Algorithm Notes: Divide and Conquer

Divide and conquer is a strategy that helps simplify solving a complex problem. It begins by dividing a problem into subproblems. It then keeps doing that until the subproblem is trivial to solve. In the end the outcome of each subproblem are assembled backwards and eventually lead to the result of the whole problem.

Divide and conquer sometimes looks like a magic to me. By simply dividing it into subproblems, the whole problem is solved with a time complexity that is lighter than the intuitive impression of the whole problem's time complexity. Of course, if we parallelize subproblems, this makes perfect sense. However, when talking about algorithms, we usually don't assume the existence of special computational power supports.
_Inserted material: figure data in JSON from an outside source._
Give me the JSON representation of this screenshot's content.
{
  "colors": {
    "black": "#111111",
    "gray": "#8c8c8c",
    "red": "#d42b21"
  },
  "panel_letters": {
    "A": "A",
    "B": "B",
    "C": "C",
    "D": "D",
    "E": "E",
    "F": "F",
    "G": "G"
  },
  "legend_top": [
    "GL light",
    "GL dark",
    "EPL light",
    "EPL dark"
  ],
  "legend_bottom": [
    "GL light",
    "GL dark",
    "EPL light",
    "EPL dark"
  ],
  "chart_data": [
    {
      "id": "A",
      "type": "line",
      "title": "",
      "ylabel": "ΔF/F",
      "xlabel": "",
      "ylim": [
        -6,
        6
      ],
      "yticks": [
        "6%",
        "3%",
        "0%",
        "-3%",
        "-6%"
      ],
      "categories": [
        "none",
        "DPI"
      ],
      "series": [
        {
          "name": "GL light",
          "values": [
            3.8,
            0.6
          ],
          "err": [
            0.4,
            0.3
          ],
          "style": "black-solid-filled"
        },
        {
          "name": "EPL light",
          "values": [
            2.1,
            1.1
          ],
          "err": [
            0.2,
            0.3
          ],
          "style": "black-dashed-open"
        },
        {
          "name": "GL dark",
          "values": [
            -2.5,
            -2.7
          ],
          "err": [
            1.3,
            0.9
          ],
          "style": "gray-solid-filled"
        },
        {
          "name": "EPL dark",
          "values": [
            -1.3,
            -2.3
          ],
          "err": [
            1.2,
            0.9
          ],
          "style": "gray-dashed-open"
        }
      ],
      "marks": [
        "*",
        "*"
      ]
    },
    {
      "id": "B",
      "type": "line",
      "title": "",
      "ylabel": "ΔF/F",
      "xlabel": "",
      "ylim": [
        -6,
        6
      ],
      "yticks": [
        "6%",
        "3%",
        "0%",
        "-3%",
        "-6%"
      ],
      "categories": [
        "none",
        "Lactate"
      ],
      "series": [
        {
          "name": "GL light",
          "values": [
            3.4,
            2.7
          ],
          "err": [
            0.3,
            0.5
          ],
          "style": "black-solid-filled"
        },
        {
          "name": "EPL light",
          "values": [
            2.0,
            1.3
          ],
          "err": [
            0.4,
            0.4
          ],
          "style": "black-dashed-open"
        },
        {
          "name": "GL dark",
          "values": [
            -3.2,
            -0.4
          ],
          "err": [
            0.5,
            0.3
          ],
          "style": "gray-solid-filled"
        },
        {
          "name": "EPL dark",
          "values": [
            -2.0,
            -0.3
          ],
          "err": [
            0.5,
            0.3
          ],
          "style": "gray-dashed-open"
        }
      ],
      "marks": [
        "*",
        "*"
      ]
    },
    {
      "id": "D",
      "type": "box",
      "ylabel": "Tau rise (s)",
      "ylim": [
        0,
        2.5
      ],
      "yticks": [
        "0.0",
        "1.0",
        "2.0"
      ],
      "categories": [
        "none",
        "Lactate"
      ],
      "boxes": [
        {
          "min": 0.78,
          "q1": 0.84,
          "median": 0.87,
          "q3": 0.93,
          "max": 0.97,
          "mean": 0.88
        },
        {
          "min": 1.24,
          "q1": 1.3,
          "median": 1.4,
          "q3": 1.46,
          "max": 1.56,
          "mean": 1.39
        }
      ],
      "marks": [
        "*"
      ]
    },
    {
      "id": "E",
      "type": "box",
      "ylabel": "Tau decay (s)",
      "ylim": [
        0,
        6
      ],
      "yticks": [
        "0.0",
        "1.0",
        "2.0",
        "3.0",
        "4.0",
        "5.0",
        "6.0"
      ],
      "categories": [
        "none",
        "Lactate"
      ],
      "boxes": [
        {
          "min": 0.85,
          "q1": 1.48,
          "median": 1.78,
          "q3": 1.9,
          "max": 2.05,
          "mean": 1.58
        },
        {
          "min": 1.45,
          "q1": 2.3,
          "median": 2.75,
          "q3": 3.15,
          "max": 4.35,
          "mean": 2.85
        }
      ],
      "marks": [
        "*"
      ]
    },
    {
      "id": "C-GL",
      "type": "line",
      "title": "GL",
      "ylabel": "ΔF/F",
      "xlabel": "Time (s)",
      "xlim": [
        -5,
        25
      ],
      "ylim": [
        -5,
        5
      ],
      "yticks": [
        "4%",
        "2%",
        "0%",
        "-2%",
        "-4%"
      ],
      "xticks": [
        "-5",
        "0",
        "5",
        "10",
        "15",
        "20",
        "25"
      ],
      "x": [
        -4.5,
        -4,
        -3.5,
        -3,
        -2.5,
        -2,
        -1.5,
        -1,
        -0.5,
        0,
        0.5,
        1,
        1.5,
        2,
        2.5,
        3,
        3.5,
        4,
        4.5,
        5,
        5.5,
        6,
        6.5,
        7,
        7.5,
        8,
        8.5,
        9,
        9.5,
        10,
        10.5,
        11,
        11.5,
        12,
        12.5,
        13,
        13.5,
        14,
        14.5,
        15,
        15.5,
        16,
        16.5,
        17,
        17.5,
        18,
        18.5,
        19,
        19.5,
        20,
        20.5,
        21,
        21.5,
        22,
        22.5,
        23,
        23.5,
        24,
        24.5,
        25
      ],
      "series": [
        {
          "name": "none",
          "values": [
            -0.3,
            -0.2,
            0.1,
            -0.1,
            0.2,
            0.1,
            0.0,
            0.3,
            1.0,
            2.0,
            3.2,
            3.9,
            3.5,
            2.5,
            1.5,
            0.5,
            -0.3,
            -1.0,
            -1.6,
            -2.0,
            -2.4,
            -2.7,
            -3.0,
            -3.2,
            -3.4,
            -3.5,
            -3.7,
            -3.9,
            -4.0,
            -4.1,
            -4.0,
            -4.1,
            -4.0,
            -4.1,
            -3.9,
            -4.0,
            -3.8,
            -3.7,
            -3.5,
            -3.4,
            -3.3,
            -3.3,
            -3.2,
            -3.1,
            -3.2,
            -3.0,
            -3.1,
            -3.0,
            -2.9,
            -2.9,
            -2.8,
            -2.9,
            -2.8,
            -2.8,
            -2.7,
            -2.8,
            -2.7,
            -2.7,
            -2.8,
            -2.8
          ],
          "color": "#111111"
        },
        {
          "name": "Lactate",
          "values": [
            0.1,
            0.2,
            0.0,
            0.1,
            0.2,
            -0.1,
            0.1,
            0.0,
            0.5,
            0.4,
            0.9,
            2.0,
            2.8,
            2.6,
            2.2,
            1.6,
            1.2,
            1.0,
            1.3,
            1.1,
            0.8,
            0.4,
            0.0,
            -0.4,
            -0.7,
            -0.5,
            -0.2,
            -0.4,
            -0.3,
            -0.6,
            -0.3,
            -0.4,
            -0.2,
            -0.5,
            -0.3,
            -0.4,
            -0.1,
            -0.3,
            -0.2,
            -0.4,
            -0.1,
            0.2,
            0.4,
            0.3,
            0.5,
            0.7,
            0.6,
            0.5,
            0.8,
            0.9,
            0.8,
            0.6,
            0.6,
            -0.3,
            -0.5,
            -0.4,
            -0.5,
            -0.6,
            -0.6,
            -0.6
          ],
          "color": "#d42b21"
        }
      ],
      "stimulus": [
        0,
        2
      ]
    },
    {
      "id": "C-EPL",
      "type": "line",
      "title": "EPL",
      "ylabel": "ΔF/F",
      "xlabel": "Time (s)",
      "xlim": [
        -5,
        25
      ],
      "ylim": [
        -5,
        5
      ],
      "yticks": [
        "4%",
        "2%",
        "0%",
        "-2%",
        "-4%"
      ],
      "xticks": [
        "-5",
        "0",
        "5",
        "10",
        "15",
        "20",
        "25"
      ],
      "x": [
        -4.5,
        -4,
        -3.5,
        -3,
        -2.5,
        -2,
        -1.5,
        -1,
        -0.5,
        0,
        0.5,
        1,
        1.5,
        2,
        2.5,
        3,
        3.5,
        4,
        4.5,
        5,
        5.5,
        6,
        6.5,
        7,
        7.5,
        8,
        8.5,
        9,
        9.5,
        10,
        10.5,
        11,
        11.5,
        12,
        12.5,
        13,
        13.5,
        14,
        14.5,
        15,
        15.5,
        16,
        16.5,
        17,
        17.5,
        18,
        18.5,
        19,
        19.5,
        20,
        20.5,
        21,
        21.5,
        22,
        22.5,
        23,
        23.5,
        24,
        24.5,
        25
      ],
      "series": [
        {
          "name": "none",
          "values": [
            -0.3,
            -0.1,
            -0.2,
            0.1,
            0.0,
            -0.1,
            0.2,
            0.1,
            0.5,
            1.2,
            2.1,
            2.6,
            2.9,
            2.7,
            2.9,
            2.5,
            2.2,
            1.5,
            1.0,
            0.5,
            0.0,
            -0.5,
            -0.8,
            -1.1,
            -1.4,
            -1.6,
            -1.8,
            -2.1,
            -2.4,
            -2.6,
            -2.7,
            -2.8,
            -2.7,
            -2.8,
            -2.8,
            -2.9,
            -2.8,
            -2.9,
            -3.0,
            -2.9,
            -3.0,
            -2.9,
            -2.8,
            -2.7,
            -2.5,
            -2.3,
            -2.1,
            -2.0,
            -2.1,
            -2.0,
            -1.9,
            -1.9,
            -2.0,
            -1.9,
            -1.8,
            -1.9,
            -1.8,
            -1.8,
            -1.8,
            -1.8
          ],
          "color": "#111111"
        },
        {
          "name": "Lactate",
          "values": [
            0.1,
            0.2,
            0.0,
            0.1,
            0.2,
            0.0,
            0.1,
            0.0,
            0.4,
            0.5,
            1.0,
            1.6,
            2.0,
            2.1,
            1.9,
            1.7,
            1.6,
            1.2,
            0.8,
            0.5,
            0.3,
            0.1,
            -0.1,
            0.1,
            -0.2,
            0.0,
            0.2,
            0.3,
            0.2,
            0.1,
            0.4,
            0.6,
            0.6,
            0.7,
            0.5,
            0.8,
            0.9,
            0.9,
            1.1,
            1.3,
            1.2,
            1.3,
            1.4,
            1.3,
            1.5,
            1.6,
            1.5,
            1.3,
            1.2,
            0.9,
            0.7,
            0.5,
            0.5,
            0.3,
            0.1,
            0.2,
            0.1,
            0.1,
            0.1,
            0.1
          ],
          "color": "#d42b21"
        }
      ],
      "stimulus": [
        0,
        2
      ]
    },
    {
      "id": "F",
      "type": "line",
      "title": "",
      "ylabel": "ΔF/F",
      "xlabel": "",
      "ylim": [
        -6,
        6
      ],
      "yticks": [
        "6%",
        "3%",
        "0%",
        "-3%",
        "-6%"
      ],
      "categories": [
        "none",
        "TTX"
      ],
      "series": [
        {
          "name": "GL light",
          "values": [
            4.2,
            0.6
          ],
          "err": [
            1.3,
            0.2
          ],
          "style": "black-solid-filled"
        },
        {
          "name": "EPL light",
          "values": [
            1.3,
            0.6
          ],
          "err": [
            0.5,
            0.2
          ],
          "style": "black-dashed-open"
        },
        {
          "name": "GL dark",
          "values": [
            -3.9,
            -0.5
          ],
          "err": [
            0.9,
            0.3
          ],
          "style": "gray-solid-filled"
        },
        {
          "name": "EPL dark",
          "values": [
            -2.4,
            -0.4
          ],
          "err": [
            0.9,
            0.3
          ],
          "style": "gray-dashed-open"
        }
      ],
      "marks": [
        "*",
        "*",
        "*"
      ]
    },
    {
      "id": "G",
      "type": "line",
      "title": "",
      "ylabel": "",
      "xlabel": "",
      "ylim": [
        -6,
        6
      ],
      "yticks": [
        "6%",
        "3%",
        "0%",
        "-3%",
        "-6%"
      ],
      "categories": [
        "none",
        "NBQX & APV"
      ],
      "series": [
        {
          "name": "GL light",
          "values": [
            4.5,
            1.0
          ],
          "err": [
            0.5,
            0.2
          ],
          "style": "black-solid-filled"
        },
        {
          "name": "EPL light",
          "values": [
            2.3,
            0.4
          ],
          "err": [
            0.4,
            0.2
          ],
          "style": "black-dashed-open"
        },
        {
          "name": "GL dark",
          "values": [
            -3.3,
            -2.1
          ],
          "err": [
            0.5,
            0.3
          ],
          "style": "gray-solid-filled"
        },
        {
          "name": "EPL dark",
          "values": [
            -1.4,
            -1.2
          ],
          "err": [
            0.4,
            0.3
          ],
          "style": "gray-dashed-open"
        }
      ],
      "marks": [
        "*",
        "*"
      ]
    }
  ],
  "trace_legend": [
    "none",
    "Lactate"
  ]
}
In fact, the time complexity of a divide-and-conquer operation depends on the time of each sub-operation. The formula is not intuitive to understand so let's just treat it as a magic. Generally, given a problem of size \(n\), we divide it into \(a\) subproblems with each of size \(n/b\), and then assemble the results of subproblems in \(O(n^d)\) time, where \(a,b,d > 0\). The final time complexity follows the formula below:

$$ T(n)=\begin{cases} O(n^d) &\text{if } d > log_ba \\ O(n^dlogn) &\text{if } d = log_ba \\ O(n^{log_ba}) &\text{if } d < log_ba . \end{cases} $$

Merge sort

Let's look at one typical example of divide and conquer, the merge sort. The basic idea of merge sort is to recursively divide an unsorted array into two sub-arrays, sort each sub-array respectively, and then merge the two sorted sub-arrays into one sorted array. With the above formula, we then have \(a=2, b=2, d=1\), and thus the time complexity is \(O(n^dlogn)\), that is, \(O(nlogn)\). In fact, \(O(nlogn)\) is the optimal time for sorting.

In some cases the process of merge sort is at least as interesting as its result. Looking into the process, from the perspective of each element, the nature of merge sort is to recursively move all smaller elements after it within the scope (i.e., the subproblem) to be ahead of it. One interesting coding problem [“Count of Smaller Numbers After Self”] ( asks exactly such process of merge sort.